3) Meningkatkan pengetahuan masyarakat (public
awareness) dalam menghadapi serta mengurangi dampak/resiko bencana, sehingga
masyarakat dapat hidup dan bekerja dengan aman (safe).
2.
Jenis _ Jenis Mitigasi
Secara umum, dalam
prakteknya mitigasi dapat dikelompokkan ke dalam mitigasi struktural dan
mitigasi non struktural. Mitigasi struktural berhubungan dengan usaha-usaha
pembangunan konstruksi fisik, sementara mitigasi non struktural antara lain
meliputi perencanaan tata guna lahan disesuaikan dengan kerentanan wilayahnya
dan memberlakukan peraturan (law enforcement) pembangunan. Dalam kaitan itu
pula, kebijakan nasional harus lebih memberikan keleluasan secara substansial
kepada daerah-daerah untuk mengembangkan sistem mitigasi bencana yang dianggap
paling tepat dan paling efektif-efisien untuk daerahnya.
- Mitigasi Struktural
Mitigsasi
struktural merupakan upaya untuk meminimalkan bencana yang dilakukan melalui
pembangunan berbagai prasarana fisik dan menggunakan pendekatan teknologi,
seperti pembuatan kanal khusus untuk pencegahan banjir, alat pendeteksi
aktivitas gunung berapi, bangunan yang bersifat tahan gempa, ataupun Early
Warning System yang digunakan untuk memprediksi terjadinya gelombang tsunami.
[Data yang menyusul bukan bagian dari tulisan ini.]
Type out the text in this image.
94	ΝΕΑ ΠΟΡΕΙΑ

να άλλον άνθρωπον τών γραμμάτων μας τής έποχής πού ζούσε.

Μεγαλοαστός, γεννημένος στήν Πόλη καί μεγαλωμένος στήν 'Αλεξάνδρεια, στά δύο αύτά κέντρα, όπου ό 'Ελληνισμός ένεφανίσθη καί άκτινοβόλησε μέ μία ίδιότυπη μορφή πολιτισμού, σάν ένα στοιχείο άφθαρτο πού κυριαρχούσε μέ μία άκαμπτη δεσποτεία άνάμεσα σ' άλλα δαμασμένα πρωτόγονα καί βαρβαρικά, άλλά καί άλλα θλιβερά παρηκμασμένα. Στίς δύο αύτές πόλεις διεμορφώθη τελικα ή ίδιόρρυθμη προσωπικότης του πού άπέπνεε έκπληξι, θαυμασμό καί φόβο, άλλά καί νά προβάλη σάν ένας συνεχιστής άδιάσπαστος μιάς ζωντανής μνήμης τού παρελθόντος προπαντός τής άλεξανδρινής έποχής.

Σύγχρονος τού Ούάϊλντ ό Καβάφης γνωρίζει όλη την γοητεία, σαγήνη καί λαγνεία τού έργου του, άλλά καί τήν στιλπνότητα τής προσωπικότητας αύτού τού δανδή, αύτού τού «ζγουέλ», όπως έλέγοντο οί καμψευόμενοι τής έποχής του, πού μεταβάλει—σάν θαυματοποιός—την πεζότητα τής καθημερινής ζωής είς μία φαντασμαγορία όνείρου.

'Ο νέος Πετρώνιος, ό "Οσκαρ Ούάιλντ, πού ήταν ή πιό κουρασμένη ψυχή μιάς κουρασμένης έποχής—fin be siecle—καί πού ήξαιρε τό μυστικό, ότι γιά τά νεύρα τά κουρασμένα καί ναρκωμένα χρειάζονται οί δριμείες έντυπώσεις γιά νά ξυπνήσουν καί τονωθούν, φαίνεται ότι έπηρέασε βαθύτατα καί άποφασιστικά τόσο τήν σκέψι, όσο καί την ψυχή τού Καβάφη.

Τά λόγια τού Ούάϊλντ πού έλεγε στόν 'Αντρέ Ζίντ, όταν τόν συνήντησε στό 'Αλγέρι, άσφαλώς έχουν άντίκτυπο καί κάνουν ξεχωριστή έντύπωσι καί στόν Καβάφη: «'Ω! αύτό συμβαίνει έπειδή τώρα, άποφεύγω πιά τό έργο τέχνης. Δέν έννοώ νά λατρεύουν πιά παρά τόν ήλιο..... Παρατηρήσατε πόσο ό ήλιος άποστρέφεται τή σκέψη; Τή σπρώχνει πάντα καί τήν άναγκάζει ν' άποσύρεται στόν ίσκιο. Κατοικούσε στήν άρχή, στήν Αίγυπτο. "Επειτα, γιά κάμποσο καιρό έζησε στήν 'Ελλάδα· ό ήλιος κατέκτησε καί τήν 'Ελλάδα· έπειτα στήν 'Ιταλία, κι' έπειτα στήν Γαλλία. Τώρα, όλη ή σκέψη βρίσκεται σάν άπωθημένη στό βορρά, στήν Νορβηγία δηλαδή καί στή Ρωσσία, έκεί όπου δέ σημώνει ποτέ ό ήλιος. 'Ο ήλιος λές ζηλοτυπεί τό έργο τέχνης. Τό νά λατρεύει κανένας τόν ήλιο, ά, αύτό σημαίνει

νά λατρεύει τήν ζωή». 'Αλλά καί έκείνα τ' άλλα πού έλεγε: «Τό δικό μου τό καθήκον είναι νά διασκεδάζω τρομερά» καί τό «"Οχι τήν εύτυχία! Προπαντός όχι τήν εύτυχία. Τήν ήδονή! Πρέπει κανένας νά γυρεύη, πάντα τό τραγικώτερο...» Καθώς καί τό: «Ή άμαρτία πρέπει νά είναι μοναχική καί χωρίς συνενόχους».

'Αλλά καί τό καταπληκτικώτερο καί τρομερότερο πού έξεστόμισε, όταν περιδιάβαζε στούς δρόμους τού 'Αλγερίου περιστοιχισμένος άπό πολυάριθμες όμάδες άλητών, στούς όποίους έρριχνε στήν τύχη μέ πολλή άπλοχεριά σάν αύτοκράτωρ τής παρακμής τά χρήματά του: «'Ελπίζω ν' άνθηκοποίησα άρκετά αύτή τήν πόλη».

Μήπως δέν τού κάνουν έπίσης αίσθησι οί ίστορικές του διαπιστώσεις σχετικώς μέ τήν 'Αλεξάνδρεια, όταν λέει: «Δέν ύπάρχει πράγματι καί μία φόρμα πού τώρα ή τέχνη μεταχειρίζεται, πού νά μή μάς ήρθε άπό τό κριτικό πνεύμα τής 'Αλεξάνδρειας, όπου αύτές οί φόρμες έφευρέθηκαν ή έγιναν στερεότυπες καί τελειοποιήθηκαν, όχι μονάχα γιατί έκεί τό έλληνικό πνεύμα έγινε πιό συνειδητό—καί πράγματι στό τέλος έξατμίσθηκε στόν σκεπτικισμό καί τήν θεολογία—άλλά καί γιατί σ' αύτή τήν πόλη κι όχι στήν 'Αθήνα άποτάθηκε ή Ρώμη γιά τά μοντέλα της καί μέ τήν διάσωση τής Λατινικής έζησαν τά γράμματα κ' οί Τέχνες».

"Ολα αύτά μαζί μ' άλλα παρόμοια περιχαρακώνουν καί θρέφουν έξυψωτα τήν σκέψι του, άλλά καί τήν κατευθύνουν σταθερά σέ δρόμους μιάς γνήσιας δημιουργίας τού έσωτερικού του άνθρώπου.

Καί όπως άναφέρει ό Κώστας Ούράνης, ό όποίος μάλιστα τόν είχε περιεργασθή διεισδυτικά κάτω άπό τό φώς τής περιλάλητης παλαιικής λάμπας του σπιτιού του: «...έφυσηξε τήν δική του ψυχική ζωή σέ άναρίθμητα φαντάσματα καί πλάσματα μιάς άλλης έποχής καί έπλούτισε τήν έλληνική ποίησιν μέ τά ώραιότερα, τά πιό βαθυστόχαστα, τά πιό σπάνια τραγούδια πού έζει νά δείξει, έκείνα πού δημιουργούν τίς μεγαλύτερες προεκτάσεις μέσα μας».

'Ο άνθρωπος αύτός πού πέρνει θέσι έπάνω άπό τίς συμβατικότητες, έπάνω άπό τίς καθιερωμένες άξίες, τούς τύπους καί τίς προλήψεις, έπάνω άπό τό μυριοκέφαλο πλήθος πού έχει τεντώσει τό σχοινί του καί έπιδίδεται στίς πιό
Mitigasi struktural adalah upaya untuk
mengurangi kerentanan (vulnerability) terhadap bencana dengan cara rekayasa
teknis bangunan tahan bencana. Bangunan tahan bencana adalah bangunan dengan struktur
yang direncanakan sedemikian rupa sehingga bangunan tersebut mampu bertahan
atau mengalami kerusakan yang tidak membahayakan apabila bencana yang
bersangkutan terjadi. Rekayasa teknis adalah prosedur perancangan struktur
bangunan yang telah memperhitungkan karakteristik aksi dari bencana.
Mitigasi
struktural:
·
pemilihan lokasi yang tepat untuk
bangunan;
·
penilaian gaya yang diakibatkan
fenomena alam seperti gempa bumi, badai dan banjir;
·
perencanaan dan analisis bangunan
yang disesuaikan dengan gaya fenomena alam;
·
perencanaan bangunan yang sesuai
kondisi lokal;
·
material bahan bangunan yang sesuai;
·
tidak membangun pada daerah yang
rawan longsor, banjir, gempa bumi tsunami dan rawan terhadap letusan gunungapi.
- Mitigasi Non-Struktural
Mitigasi non-struktural adalah upaya mengurangi
dampak bencana selain dari upaya tersebut di atas. Bisa dalam lingkup upaya
pembuatan kebijakan seperti pembuatan suatu peraturan. Undang-Undang
Penanggulangan Bencana (UU PB) adalah upaya non-struktural di bidang kebijakan dari
mitigasi ini. Contoh lainnya adalah pembuatan tata ruang kota, capacity
building masyarakat, bahkan sampai menghidupkan berbagaia aktivitas lain yang
berguna bagi penguatan kapasitas masyarakat, juga bagian ari mitigasi ini. Ini
semua dilakukan untuk, oleh dan di masyarakat yang hidup di sekitar daerah
rawan bencana.
Kebijakan non struktural meliputi legislasi,
perencanaan wilayah, dan asuransi. Kebijakan non struktural lebih berkaitan
dengan kebijakan yang bertujuan untuk menghindari risiko yang tidak perlu dan
merusak. Tentu, sebelum perlu dilakukan identifikasi risiko terlebih dahulu.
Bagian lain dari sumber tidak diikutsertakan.